1
$\begingroup$

Let $f_i,b_1,\cdots b_k$ be column vectors of length $d$, and let $[c_{i1}, \cdots c_{ik}]$ be a row vector.

Let $O = ||f_i -\sum_{r=1}^{k} c_{ir}(b_r) ||^2_2$. The second term is a linear combination of the $b_r$.

I am interested in calculating the partial derivative with respect to $c$, i.e $[\frac{\partial O}{\partial c_{i1}} \cdots \frac{\partial O}{\partial c_{ik}}]$.

When I use the norm definition and calculate the partial derivative, the expression looks very long for each $c_{ir}$. Is there any way to represent the above partial derivative in a very compact manner?

  • 0
    Yes. I have edited the question2012-08-18

1 Answers 1

1

To simplify, I will use $c$ to denote the row vector $[c_{i1}, \cdots c_{ik}]$.

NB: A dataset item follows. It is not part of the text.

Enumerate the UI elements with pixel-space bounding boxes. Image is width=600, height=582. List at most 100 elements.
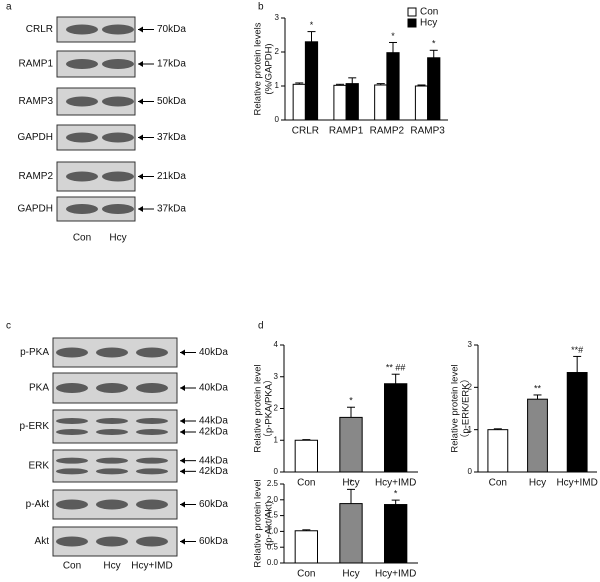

A slight notational complexity is introduced by choosing $c$ to be a row vector. Other than that, the total derivative (as opposed to the partials) can be computed in a straightforward manner.

Let $\phi(x) = \sum_{i=1}^d x_i^2$. Then we have $D \phi(x) = 2 x^T$, or equivalently, $D \phi(x)(h) = 2 x^T h$.

Let $L(c) = f_i -\sum_{r=1}^{k} c_{r}(b_r)$. If we let $B = \begin{bmatrix} b_1 \cdots b_k \end{bmatrix}$, this can be written more compactly as $L(c) = f_i - B c^T$ ($c$ is a row vector). By linearity, you have $DL(c)(h) = -Bh^T$. (If $c$ were a column vector, we could just write $DL(c) = -B$.)

You have $O = \phi \circ L$, hence by the product rule, $D O(c)(h) = D \phi (L(c))(D L(c)(h))$, so we have $D O(c)(h) = 2 L(c)^T(-B h^T) = -2 (f_i -B c^T)^T B h^T$.

Choosing $h = e_j^T$ ($e_j$ is the $j$th unit vector) gives the partials:

$\frac{\partial O(c)}{\partial c_j} = D O(c)(e_j^T) = -2 (f_i -B c^T)^T b_j =-2 (f_i^T -c B^T) b_j = -2 (f_i -\sum_{r=1}^{k} c_{r}(b_r))^T b_j$.